A rant

I’ve read two articles recently that have had me fuming.

The first was by Ellen Seidman, son of inspirational Purple Max, a boy who like Ashley doesn’t let his challenges get in his way.

The full story tells of a restaurant manager who is getting fined for flat refusing to serve a family which included three girls with a skin condition. He actually asked them to leave.

The second was on the BBC’s news site and told of an elderly woman with dementia who was on a council minibus and was to be returned to her care home. Her driver didn’t notice she was still on the bus at the depot and went home with her leaving her overnight. What was more distressing was that her care home didn’t miss her!

The more fragile members of our society should be given more consideration than this.

This is the 21st century people so why are we still seeing people with challenges as less important or less valid than we are?

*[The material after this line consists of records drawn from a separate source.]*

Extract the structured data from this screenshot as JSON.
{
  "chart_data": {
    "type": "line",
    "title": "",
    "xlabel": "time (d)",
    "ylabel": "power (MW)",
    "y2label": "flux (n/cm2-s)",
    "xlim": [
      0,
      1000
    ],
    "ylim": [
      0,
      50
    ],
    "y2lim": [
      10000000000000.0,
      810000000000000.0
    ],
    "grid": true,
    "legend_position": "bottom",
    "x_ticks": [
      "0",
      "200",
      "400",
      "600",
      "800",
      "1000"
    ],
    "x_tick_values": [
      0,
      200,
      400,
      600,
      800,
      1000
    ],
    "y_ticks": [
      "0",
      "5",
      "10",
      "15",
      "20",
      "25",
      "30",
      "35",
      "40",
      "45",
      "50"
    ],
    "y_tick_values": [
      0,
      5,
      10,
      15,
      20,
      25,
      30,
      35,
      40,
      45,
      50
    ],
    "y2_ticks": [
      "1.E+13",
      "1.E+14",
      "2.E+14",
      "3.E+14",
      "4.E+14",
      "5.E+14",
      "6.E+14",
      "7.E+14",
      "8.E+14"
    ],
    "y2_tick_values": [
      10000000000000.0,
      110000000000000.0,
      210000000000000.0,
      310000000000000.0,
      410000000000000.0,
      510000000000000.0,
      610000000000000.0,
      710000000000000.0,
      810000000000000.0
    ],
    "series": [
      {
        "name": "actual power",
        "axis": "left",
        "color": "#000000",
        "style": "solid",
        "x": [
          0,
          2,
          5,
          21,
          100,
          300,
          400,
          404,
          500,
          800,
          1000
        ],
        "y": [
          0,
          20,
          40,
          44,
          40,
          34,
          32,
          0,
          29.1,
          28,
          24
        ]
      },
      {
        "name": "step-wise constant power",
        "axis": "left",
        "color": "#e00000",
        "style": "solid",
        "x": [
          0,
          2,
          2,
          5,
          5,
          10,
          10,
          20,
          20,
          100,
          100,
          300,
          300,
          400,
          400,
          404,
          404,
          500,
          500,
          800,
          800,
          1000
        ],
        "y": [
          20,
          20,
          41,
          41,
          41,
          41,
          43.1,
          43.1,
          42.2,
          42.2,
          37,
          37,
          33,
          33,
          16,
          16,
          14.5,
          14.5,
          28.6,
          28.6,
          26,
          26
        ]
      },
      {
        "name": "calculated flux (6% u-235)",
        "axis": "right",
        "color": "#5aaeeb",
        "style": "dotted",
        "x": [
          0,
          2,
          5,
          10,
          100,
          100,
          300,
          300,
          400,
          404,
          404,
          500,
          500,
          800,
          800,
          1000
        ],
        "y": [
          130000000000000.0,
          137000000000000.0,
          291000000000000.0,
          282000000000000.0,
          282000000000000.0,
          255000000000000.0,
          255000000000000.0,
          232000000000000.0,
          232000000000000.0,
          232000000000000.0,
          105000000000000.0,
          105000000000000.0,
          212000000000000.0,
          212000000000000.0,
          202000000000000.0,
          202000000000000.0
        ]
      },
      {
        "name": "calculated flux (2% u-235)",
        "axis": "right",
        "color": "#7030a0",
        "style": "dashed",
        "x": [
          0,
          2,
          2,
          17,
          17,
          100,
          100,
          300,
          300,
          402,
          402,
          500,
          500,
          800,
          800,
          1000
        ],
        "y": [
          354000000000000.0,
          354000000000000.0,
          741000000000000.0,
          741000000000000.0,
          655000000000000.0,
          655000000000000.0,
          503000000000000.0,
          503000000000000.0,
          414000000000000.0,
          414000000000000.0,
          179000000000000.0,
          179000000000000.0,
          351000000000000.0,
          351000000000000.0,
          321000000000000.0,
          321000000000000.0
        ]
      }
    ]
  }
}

A couple on the Isle of man was refused a rental property because they were gay. Their sexuality isn’t a Challenge but it is a difference in the yes of many. They were told in a simple friendly way that this was the case, no subterfuge. They sought legal action and found the law supported the landlord. When brought to the attention of the Lieutenant Governor (chief honcho) he said he was appalled and would seek change – odd that he didn’t know about it though…

I think the problem lies in changing attitude.

Over time values change. Some folk are at the spearhead of this and others lag.

In the past, as a young man, I found my views were idealistic and to be honest impractical.

Society has a lot of inertia and new ideas take a long time to gel.

Being blessed with Ashley has opened my eyes to the plight of folk with challenges but I still find some of my views are a bit old fashioned.

Compared to the baddies in these stories though I feel saintly though.

Maybe the trick lies in taking a step back when we see or interact with people who seem different. Rather than going with our first (outdated) reaction, we smile and see the person then take action…….

 

Author: dderbydave

Father of three girls and a son who is disabled but doesn't let it get in his way (try youtubing "ashleyjameswood.com"). Happily married. Taught primary school for 7 years, lived in Oz for 6 years, was an Operations Manager for 5 years, chaired a PTA, now a 50-something Dad-taxi-bank-judge-cook-cleaner da-dee-da-dee-dah

4 thoughts on “A rant”

  1. I often feel humbled when I think of/see people less fortunate than me. I don’t know why or how I have been blessed with being normal. The roll of dice has been in my favour, and it humbles me that this has happened for no reason at all.
    This thought always gives me a better perspective of my life and blessings.

    1. Perspective is a good thing to have. Many go through life blinkered to their own tiny existence. Appreciating what you don’t have to go through on a daily basis, that many are much worse off than you, is a valuable thing. What we’ve also found is the absolute treasure this little boy is just being in our lives. Every day (not an exaggeration) someone says something nice about him. We notice this trait in other severely disabled kids too. They shine and find their own way of contributing to their world, despite their challenges, which often surpasses normal folk.

  2. A young boy born without hands is a champion swimmer despite his handicap. His wish was to get artificial hands, which apparently he wasn’t entitled to under the medical system! Newspaper rang the story and the public supplied the $3000AUS he needed for hands. The most needy are too often the worst treated – more dignity, more respect for them

    1. Sweet story. I bet his Mum is a real rottweiller of an advocate for the little man.
      Wonder if you’ve come across Nick Vujicic on Youtube? Massively inspiring guy does talks on life without limbs.